The liminal language used in Nation Estate (2012) poses the question of borders, freedom of movement, the coloniser’s gaze and the consequences of hyper-militarised technologies that mirror the history of Palestinian land. The 3D rendered versions of archeological and historical sites echo the dispossession and decontextualization of Palestinian heritage the same way in which early colonial museographic strategies plundered material vestiges of indigenous civilizations from all over the world in order to exalt the imperialist powers of the West. However, retaking on hopeful visions of the future, the film reveals an olive tree being watered, that spreads and grows once it’s taken root in the hearts of the people, just like the baby being grown in the main character’s womb, giving a glimpse of this bio-engineered ecological system that has been established within the colossal concrete locked-up city. 

The iconography from In the Future They Ate from the Finest Porcelain (2015) is perhaps the most loyal to the post-apocalyptic narrative, taking on elements from solarpunk, cyberpunk, steampunk and other literary streams within the fantasy movement. The pop culture references that repeatedly appear become a tool for the audience to relate to the protagonist and facilitate an empathy exercise with her. We’ve seen this in many mainstream works like The Hunger Games, Avatar, Sucker Punch, Ghost In The Shell, Nausicaa of the Valley of the Wind, Princess Mononoke, Altered Carbon and so many others where the narrative collides, either because of an imperialist military power that wants to steal and subordinate the native population of a land, or because of a governmental elite is heavily oppressing its own population through exploitation, surveillance and torture. The stories are all there, and we never question on which side we are because the equation is too simple. Israel, as an illegitimate military terrorist and imperialist power that has tried, through a heavily US-funded propaganda machinery, to convince the international community that this is a complex issue, can be proved wrong, and the stories from these films and productions have the literary potential to do so. 
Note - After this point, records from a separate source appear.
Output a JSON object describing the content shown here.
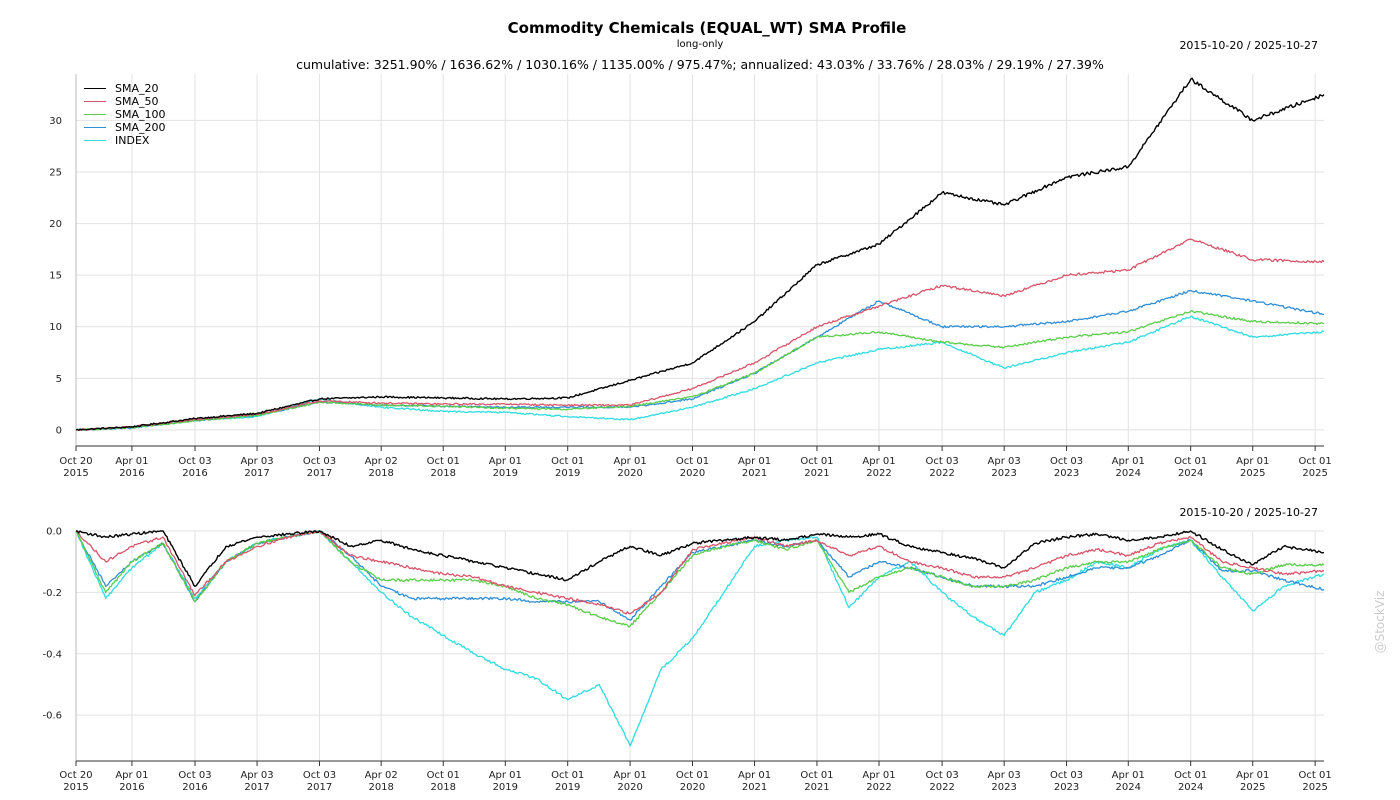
{
  "title": "Commodity Chemicals (EQUAL_WT) SMA Profile",
  "subtitle": "long-only",
  "stats": "cumulative: 3251.90% / 1636.62% / 1030.16% / 1135.00% / 975.47%; annualized: 43.03% / 33.76% / 28.03% / 29.19% / 27.39%",
  "date_range": "2015-10-20 / 2025-10-27",
  "watermark": "@StockViz",
  "colors": {
    "SMA_20": "#000000",
    "SMA_50": "#d9546a",
    "SMA_100": "#5acd4a",
    "SMA_200": "#2f8fd6",
    "INDEX": "#2fdce0"
  },
  "chart_data": [
    {
      "type": "line",
      "title": "",
      "ylim": [
        -0.3,
        34.5
      ],
      "yticks": [
        0,
        5,
        10,
        15,
        20,
        25,
        30
      ],
      "grid": true,
      "legend": "top-left",
      "x_tick_labels": [
        [
          "Oct 20",
          "2015"
        ],
        [
          "Apr 01",
          "2016"
        ],
        [
          "Oct 03",
          "2016"
        ],
        [
          "Apr 03",
          "2017"
        ],
        [
          "Oct 03",
          "2017"
        ],
        [
          "Apr 02",
          "2018"
        ],
        [
          "Oct 01",
          "2018"
        ],
        [
          "Apr 01",
          "2019"
        ],
        [
          "Oct 01",
          "2019"
        ],
        [
          "Apr 01",
          "2020"
        ],
        [
          "Oct 01",
          "2020"
        ],
        [
          "Apr 01",
          "2021"
        ],
        [
          "Oct 01",
          "2021"
        ],
        [
          "Apr 01",
          "2022"
        ],
        [
          "Oct 03",
          "2022"
        ],
        [
          "Apr 03",
          "2023"
        ],
        [
          "Oct 03",
          "2023"
        ],
        [
          "Apr 01",
          "2024"
        ],
        [
          "Oct 01",
          "2024"
        ],
        [
          "Apr 01",
          "2025"
        ],
        [
          "Oct 01",
          "2025"
        ]
      ],
      "x": [
        "2015-10-20",
        "2016-04-01",
        "2016-10-03",
        "2017-04-03",
        "2017-10-03",
        "2018-04-02",
        "2018-10-01",
        "2019-04-01",
        "2019-10-01",
        "2020-04-01",
        "2020-10-01",
        "2021-04-01",
        "2021-10-01",
        "2022-04-01",
        "2022-10-03",
        "2023-04-03",
        "2023-10-03",
        "2024-04-01",
        "2024-10-01",
        "2025-04-01",
        "2025-10-27"
      ],
      "series": [
        {
          "name": "SMA_20",
          "values": [
            0,
            0.3,
            1.1,
            1.6,
            3.0,
            3.2,
            3.1,
            3.0,
            3.1,
            4.8,
            6.5,
            10.5,
            16.0,
            18.0,
            23.0,
            21.8,
            24.5,
            25.5,
            34.0,
            30.0,
            32.5
          ]
        },
        {
          "name": "SMA_50",
          "values": [
            0,
            0.3,
            1.0,
            1.5,
            2.8,
            2.6,
            2.5,
            2.5,
            2.4,
            2.4,
            4.0,
            6.5,
            10.0,
            12.0,
            14.0,
            13.0,
            15.0,
            15.5,
            18.5,
            16.5,
            16.3
          ]
        },
        {
          "name": "SMA_100",
          "values": [
            0,
            0.2,
            0.9,
            1.4,
            2.7,
            2.4,
            2.3,
            2.1,
            2.0,
            2.3,
            3.2,
            5.5,
            9.0,
            9.5,
            8.5,
            8.0,
            9.0,
            9.5,
            11.5,
            10.5,
            10.3
          ]
        },
        {
          "name": "SMA_200",
          "values": [
            0,
            0.2,
            0.9,
            1.4,
            2.7,
            2.4,
            2.3,
            2.2,
            2.2,
            2.2,
            3.0,
            5.5,
            9.0,
            12.5,
            10.0,
            10.0,
            10.5,
            11.5,
            13.5,
            12.5,
            11.2
          ]
        },
        {
          "name": "INDEX",
          "values": [
            0,
            0.2,
            0.9,
            1.3,
            3.0,
            2.2,
            1.8,
            1.7,
            1.3,
            1.0,
            2.2,
            4.0,
            6.5,
            7.8,
            8.5,
            6.0,
            7.5,
            8.5,
            11.0,
            9.0,
            9.5
          ]
        }
      ]
    },
    {
      "type": "line",
      "title": "",
      "ylim": [
        -0.72,
        0.0
      ],
      "yticks": [
        0.0,
        -0.2,
        -0.4,
        -0.6
      ],
      "ytick_labels": [
        "0.0",
        "-0.2",
        "-0.4",
        "-0.6"
      ],
      "grid": true,
      "x": [
        "2015-10-20",
        "2016-01-15",
        "2016-04-01",
        "2016-07-01",
        "2016-10-03",
        "2017-01-02",
        "2017-04-03",
        "2017-07-03",
        "2017-10-03",
        "2018-01-02",
        "2018-04-02",
        "2018-07-02",
        "2018-10-01",
        "2019-01-01",
        "2019-04-01",
        "2019-07-01",
        "2019-10-01",
        "2020-01-01",
        "2020-04-01",
        "2020-07-01",
        "2020-10-01",
        "2021-01-01",
        "2021-04-01",
        "2021-07-01",
        "2021-10-01",
        "2022-01-03",
        "2022-04-01",
        "2022-07-01",
        "2022-10-03",
        "2023-01-02",
        "2023-04-03",
        "2023-07-03",
        "2023-10-03",
        "2024-01-01",
        "2024-04-01",
        "2024-07-01",
        "2024-10-01",
        "2025-01-01",
        "2025-04-01",
        "2025-07-01",
        "2025-10-27"
      ],
      "series": [
        {
          "name": "SMA_20",
          "values": [
            0,
            -0.02,
            -0.01,
            0,
            -0.18,
            -0.05,
            -0.02,
            -0.01,
            0,
            -0.05,
            -0.03,
            -0.06,
            -0.08,
            -0.1,
            -0.12,
            -0.14,
            -0.16,
            -0.1,
            -0.05,
            -0.08,
            -0.04,
            -0.03,
            -0.02,
            -0.03,
            -0.01,
            -0.02,
            -0.01,
            -0.05,
            -0.07,
            -0.09,
            -0.12,
            -0.04,
            -0.02,
            -0.01,
            -0.03,
            -0.02,
            0,
            -0.06,
            -0.11,
            -0.05,
            -0.07
          ]
        },
        {
          "name": "SMA_50",
          "values": [
            0,
            -0.1,
            -0.05,
            -0.02,
            -0.21,
            -0.1,
            -0.05,
            -0.02,
            0,
            -0.08,
            -0.1,
            -0.12,
            -0.14,
            -0.15,
            -0.18,
            -0.2,
            -0.22,
            -0.24,
            -0.27,
            -0.2,
            -0.06,
            -0.04,
            -0.02,
            -0.05,
            -0.03,
            -0.08,
            -0.05,
            -0.1,
            -0.12,
            -0.15,
            -0.15,
            -0.12,
            -0.08,
            -0.06,
            -0.08,
            -0.04,
            -0.02,
            -0.1,
            -0.12,
            -0.14,
            -0.13
          ]
        },
        {
          "name": "SMA_100",
          "values": [
            0,
            -0.2,
            -0.1,
            -0.04,
            -0.23,
            -0.1,
            -0.04,
            -0.02,
            0,
            -0.1,
            -0.16,
            -0.16,
            -0.16,
            -0.16,
            -0.18,
            -0.22,
            -0.24,
            -0.28,
            -0.31,
            -0.2,
            -0.08,
            -0.05,
            -0.03,
            -0.06,
            -0.03,
            -0.2,
            -0.15,
            -0.12,
            -0.15,
            -0.18,
            -0.18,
            -0.16,
            -0.12,
            -0.1,
            -0.1,
            -0.06,
            -0.03,
            -0.12,
            -0.14,
            -0.11,
            -0.11
          ]
        },
        {
          "name": "SMA_200",
          "values": [
            0,
            -0.18,
            -0.1,
            -0.04,
            -0.23,
            -0.1,
            -0.04,
            -0.02,
            0,
            -0.08,
            -0.18,
            -0.22,
            -0.22,
            -0.22,
            -0.22,
            -0.23,
            -0.23,
            -0.23,
            -0.29,
            -0.18,
            -0.07,
            -0.05,
            -0.03,
            -0.05,
            -0.03,
            -0.15,
            -0.1,
            -0.12,
            -0.15,
            -0.18,
            -0.18,
            -0.18,
            -0.15,
            -0.12,
            -0.12,
            -0.08,
            -0.03,
            -0.13,
            -0.13,
            -0.16,
            -0.19
          ]
        },
        {
          "name": "INDEX",
          "values": [
            0,
            -0.22,
            -0.12,
            -0.04,
            -0.22,
            -0.1,
            -0.04,
            -0.02,
            0,
            -0.1,
            -0.2,
            -0.28,
            -0.34,
            -0.4,
            -0.45,
            -0.48,
            -0.55,
            -0.5,
            -0.7,
            -0.45,
            -0.35,
            -0.2,
            -0.05,
            -0.03,
            -0.02,
            -0.25,
            -0.15,
            -0.1,
            -0.2,
            -0.28,
            -0.34,
            -0.2,
            -0.16,
            -0.1,
            -0.12,
            -0.06,
            -0.03,
            -0.15,
            -0.26,
            -0.18,
            -0.14
          ]
        }
      ]
    }
  ]
}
Another central element in the plot is time. The piece is a dialogue between past, present and future through the lens of loss and emancipation. This is relevant to the current context because the actual genocide of the Gazan people is the proof of how “a nineteeth-century colonialist project” has been “extended into the twenty-first century” (Ilan Pappé, On Palestine) and the imagery of the finest porcelain connects the questions of history, identity and weapons of resistance that will redfine Palestinian identity in the name of liberation. 

To conclude, Larissa Sansour’s Sci-Fi trilogy is a response to a necessity that has been demanded by contemporary fiction writing and screening, reviewing old outdated narratives and transforming them into a potential anti-colonial Sci-Fi genre that constitutes the afrofuturist and solarpunk movements as real alternatives to future imaginations.The challenge of science fiction is being faced with the potentiality of creating a new world and as Ursula K. Le Guin famously stated “We live in capitalism, its power seems inescapable. So did the divine right of kings. Any human power can be resisted and changed by human beings. Resistance and change often begin in art.”